After five minutes of tough defense, repeated rebounds and intelligent use of the shot clock, Georgetown was the owner of a 72-61 victory, followed by much on-court embracing and the first time in Hoya history that fans flooded the floor of MCI Center.

“I can’t remember a game that I thought was as big as this in terms of the national picture,” Head Coach Esherick said.

Added Hunter, “The most important thing is we got that feeling back, that winning feeling.”

That feeling carried the Hoyas to victory over Rutgers and No. 18 Notre Dame, good enough for a 10-6 record and a second-place tie to close Big East regular season play.

Their final Big East game, a 58-40 loss to Seton Hall in the first round of the Big East Championships, would have been more embarrassing if not for the classic contest that followed in the NCAA tournament.

It was Georgetown-Arkansas in Boise, Idaho: the 10th seed versus the seventh; inside height against a celebrated press. Near the end of the first half – and with the teams’ famous strategies playing less of a role than expected – the buzzer malfunctioned, delaying play for 10 minutes and forcing officials to remove the horn and red light atop the basket.

Arkansas, up 31-30 at the break, held the lead through most of the game, then conceded it in the final two minutes when Braswell scored on a dramatic drive.

“If I would have missed that shot, I would have been in big trouble by Esherick,” Braswell said, laughing, after the game. “I made a great play.”

“And he’s modest, too,” Esherick added.

Arkansas responded with a field goal with 35.8 seconds remaining, setting up one final chance for Georgetown to keep the game out of overtime.

Guard Nat Burton (COL’01) had the ball. With Braswell covered, he drove to the hoop and his shot rolled in just before the horn sounded. As the Hoyas’ radio voice Dr. Rich Chvotkin called it: “Eight seconds, Burton waits, Burton waits, Burton drives – it’s good! It’s good! It’s good! It’s good! It’s good! It’s good! It’s good! y God, it’s good! My God, it’s so good!”

Not in the eyes of Arkansas, whose officials claimed the shot clock had expired – without the horn and red light, it was difficult to tell. But after a two-minute review, the referees disagreed, and Georgetown was into the second round.

“I wasn’t nervous. I was yelling, `The game’s over, the game’s over,’ and Coach told me to shut up,” Braswell said, in typical form.

So it was on to 15th seed Hampton, who had just completed a shocker of a one-point victory over second-seeded Iowa State. Georgetown won handily, 76-57, setting up a Sweet 16 showdown with aryland.
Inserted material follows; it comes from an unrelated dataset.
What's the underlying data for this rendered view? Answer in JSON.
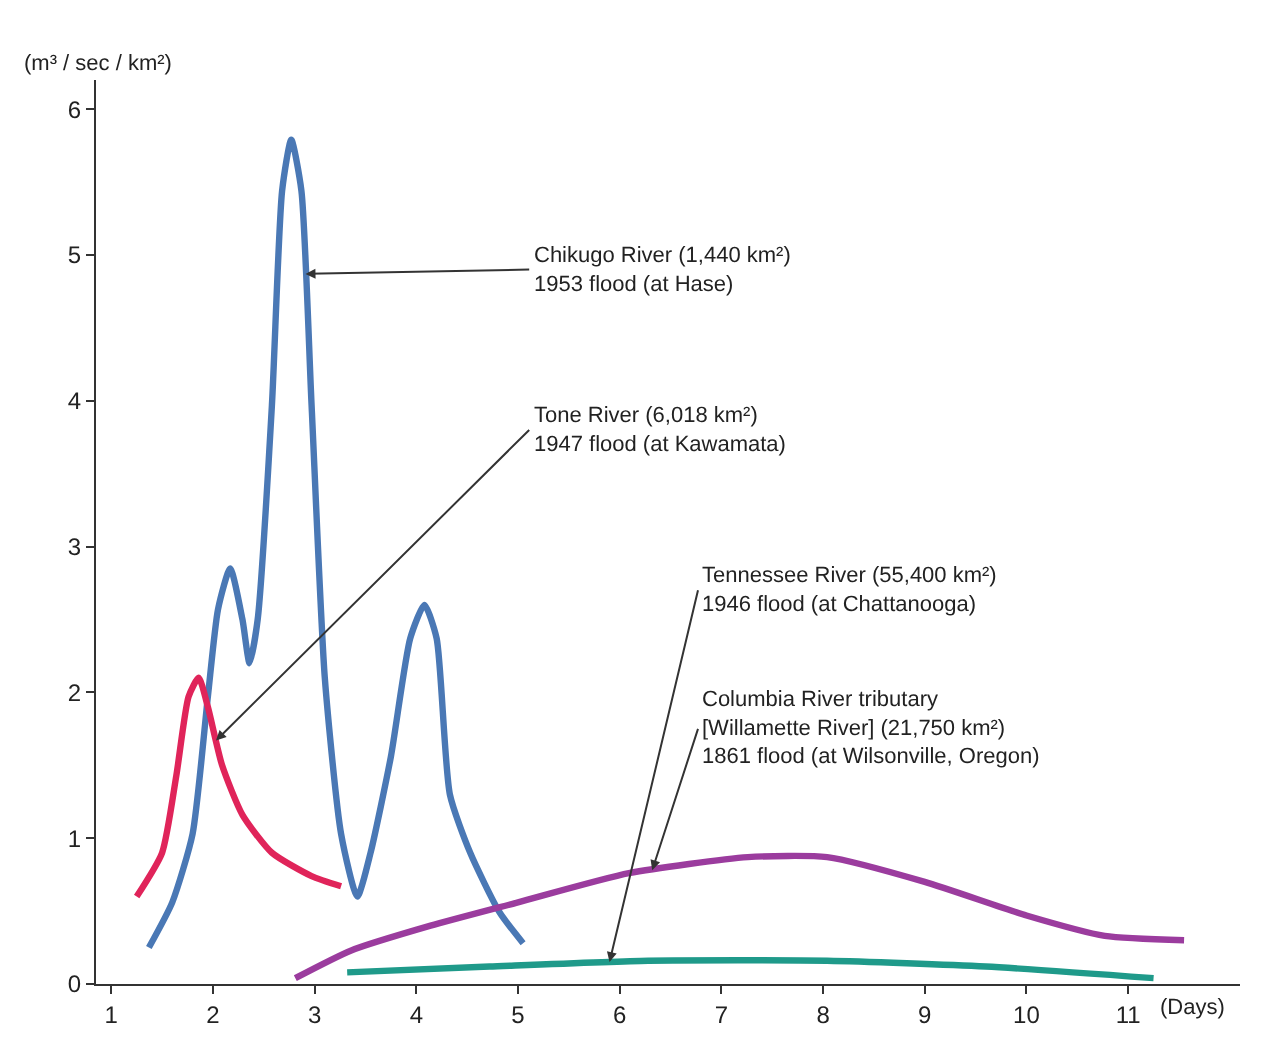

Here, against a No. 3 seed, the Hoyas’ ride ended. Georgetown was strong throughout the first half, but the efficacy of Maryland’s zone defense took some wind out of the Hoyas’ sails as halftime approached.

“We lost all of our momentum,” Esherick said after the game. “And their full-court pressure when they started running at Kevin [Braswell], it really bothered us. It forced us back on our heels.”

Georgetown narrowed the score to 67-62 with 3:17 to play, but aryland pulled away. The final score, 76-66, brought the Hoyas’ 2000-01 season to a close – and left Georgetown with its best NCAA tournament run since 1996.

“For Georgetown’s men’s basketball team, the lasting images from the 2000-01 season will not come from the season-ending loss to Maryland on Thursday night,” HOYA SPORTS columnist Mike Hume (COL ’03) wrote the next day. “Instead they will consist of the Georgetown bench piling on senior Nathaniel Burton [and] the swarm of students mobbing the floorboards of MCI Center . These are the images of the reborn basketball program.”

The program wouldn’t be as reborn as Hume thought, as the 2001-02 season saw the disillusioned Hoya squad decline a bid to the NIT. Esherick would be fired; John Thompson III would take his place.

Yet the Hoyas’ much-anticipated return to postseason prominence, albeit with a completely different roster and completely different fans, appears close to finally being realized. It may be five years later, but as far as Georgetown is concerned, “that winning feeling” can’t hide away for long.